Huit points portant sur des actions concrètes ont été identifiés. Il s’agit – entre autres – d’améliorer les cadres réglementaires, d’investir dans des chaînes de valeur à fort potentiel, de créer des partenariats public-privé (PPP) pour tirer parti des fonds d’investissement, cibler le soutien aux entrepreneurs et les accompagner sur les plans techniques et financiers.
Un esprit de consensus et une volonté partagée ont émané des deux jours de la conférence, questionnant les politiques publiques de soutien à l’entrepreneuriat en tirant les leçons des expériences respectives des trois pays.
« Après la pandémie de Covid-19, les questions de l’emploi et de l’entrepreneuriat se posent différemment, a souligné Younes Sekkouri, le ministre marocain de l’Inclusion économique, de la Petite entreprise, de l’Emploi et des Compétences. Il est important de trouver des approches efficaces et des solutions de rupture qui placent les jeunes au centre des politiques publiques et valorisent les territoires ».
Nadia Fettah, la ministre marocaine de l’Économie et des Finances, juge « prioritaire » le soutien à l’entrepreneuriat : « Le Maroc, l’Égypte et la Tunisie ont le potentiel de créer plus de 8 millions d’emplois d’ici à 2030. Pour ce faire, les gouvernements doivent mettre en place des politiques audacieuses et inclusives qui accompagnent et libèrent les talents », a-t-elle précisé.
Pour sa part, le ministre tunisien de l’Emploi Nasreddine Nsibi a insisté sur la nécessité de « mobiliser plus de financements, y compris auprès du secteur privé, car nos jeunes attendent une réponse ». « Beaucoup de choses nous rassemblent, Maroc, Tunisie et Égypte, en termes d'environnement et de défis, a renchéri Nevine Gamea, la ministre égyptienne du Commerce et de l’Industrie. Nous travaillons à satisfaire les besoins de nos peuples et de nos jeunes pour qu'ils puissent accéder aux emplois et opportunités ».
De l’avis de Yacine Fal, vice-présidente de la Banque africaine de développement chargée du Développement régional, de l’Intégration et de la Prestation de services, « la pandémie de Covid-19 a modifié les paramètres. Les manières d’agir pour entreprendre ou gérer une entreprise ont radicalement changé. Tous ensemble, nous lançons l’appel de Rabat pour créer un momentum et afin de soutenir les jeunes qui osent, innovent et entreprennent. Ensemble, faisons en sorte que le monde d'après soit pensé en mettant la jeunesse et l’emploi au cœur de l'agenda politique ».

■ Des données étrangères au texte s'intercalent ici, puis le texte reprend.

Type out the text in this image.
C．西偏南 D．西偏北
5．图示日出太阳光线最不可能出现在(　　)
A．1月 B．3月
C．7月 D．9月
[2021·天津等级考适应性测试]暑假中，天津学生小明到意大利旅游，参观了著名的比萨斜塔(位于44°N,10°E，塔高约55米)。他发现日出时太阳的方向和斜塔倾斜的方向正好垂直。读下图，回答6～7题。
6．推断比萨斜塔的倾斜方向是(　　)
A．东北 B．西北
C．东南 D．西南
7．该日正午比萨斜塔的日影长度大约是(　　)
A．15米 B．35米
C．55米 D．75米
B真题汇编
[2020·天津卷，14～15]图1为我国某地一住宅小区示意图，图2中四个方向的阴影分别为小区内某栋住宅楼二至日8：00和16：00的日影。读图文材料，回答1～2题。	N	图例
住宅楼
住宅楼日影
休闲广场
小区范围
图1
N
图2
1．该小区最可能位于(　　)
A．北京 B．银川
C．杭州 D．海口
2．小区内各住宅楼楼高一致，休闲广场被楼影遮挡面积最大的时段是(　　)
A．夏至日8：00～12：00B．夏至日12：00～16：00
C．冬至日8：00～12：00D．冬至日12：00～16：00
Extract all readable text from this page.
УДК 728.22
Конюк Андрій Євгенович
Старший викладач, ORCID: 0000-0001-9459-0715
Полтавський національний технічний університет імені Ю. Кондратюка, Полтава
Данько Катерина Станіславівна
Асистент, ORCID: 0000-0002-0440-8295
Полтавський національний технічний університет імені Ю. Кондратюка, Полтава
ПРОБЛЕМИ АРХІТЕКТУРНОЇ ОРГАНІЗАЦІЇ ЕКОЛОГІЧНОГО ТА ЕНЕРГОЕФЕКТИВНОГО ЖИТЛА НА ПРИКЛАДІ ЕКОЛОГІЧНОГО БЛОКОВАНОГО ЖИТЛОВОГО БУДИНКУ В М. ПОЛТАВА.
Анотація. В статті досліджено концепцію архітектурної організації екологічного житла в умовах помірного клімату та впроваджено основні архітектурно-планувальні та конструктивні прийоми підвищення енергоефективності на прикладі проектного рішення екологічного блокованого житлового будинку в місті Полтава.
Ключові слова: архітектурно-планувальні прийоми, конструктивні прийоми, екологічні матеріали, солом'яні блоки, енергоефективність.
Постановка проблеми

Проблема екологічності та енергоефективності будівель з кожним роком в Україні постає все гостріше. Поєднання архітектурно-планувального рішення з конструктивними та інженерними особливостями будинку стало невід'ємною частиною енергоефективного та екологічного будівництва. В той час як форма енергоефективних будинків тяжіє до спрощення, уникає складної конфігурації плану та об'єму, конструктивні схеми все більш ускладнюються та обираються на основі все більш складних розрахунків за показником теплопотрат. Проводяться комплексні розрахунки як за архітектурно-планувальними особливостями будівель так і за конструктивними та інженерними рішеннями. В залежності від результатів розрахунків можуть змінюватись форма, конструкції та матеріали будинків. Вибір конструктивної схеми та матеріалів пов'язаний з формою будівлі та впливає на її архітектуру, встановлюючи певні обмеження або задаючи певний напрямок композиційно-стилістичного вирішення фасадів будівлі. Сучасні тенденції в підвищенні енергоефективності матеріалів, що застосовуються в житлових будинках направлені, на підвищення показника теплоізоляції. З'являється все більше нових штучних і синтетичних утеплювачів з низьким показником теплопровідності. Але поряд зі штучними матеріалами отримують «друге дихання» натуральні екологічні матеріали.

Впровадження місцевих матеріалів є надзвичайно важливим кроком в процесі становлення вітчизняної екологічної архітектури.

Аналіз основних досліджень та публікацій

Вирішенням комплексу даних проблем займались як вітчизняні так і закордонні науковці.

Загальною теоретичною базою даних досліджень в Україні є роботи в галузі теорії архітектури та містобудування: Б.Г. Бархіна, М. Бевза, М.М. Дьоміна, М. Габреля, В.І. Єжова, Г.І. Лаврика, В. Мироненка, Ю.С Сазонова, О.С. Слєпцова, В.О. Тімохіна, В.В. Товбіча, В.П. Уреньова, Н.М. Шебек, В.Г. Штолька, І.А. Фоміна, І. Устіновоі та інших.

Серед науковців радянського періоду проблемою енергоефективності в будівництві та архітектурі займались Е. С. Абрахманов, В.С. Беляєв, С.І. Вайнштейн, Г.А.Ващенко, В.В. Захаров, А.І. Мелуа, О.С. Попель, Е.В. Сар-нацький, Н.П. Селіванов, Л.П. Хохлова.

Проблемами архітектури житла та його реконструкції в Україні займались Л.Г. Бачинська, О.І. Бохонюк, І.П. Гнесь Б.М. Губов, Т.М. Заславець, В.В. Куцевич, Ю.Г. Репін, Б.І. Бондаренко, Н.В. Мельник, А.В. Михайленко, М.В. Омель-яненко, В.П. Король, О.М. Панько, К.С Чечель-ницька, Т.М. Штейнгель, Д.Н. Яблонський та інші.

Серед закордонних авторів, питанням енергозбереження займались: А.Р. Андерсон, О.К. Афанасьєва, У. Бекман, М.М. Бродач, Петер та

Le représentant du Danemark au Maroc, l’ambassadeur Jesper Kammersgaard, juge « très positif que la plateforme eina4jobs, que finance le Danemark, puisse offrir un espace pour élaborer une feuille de route et relever les défis auxquels sont confrontés les pays de la région ».
Au-delà de la conférence, les partenaires présents – Agence allemande de coopération internationale pour le développement, Agence française de développement, Banque mondiale, Banque européenne de reconstruction et de développement, Programme des Nations unies pour le développement et Organisation internationale du travail notamment – ont pris date pour se concerter et ainsi concrétiser l’Appel de Rabat.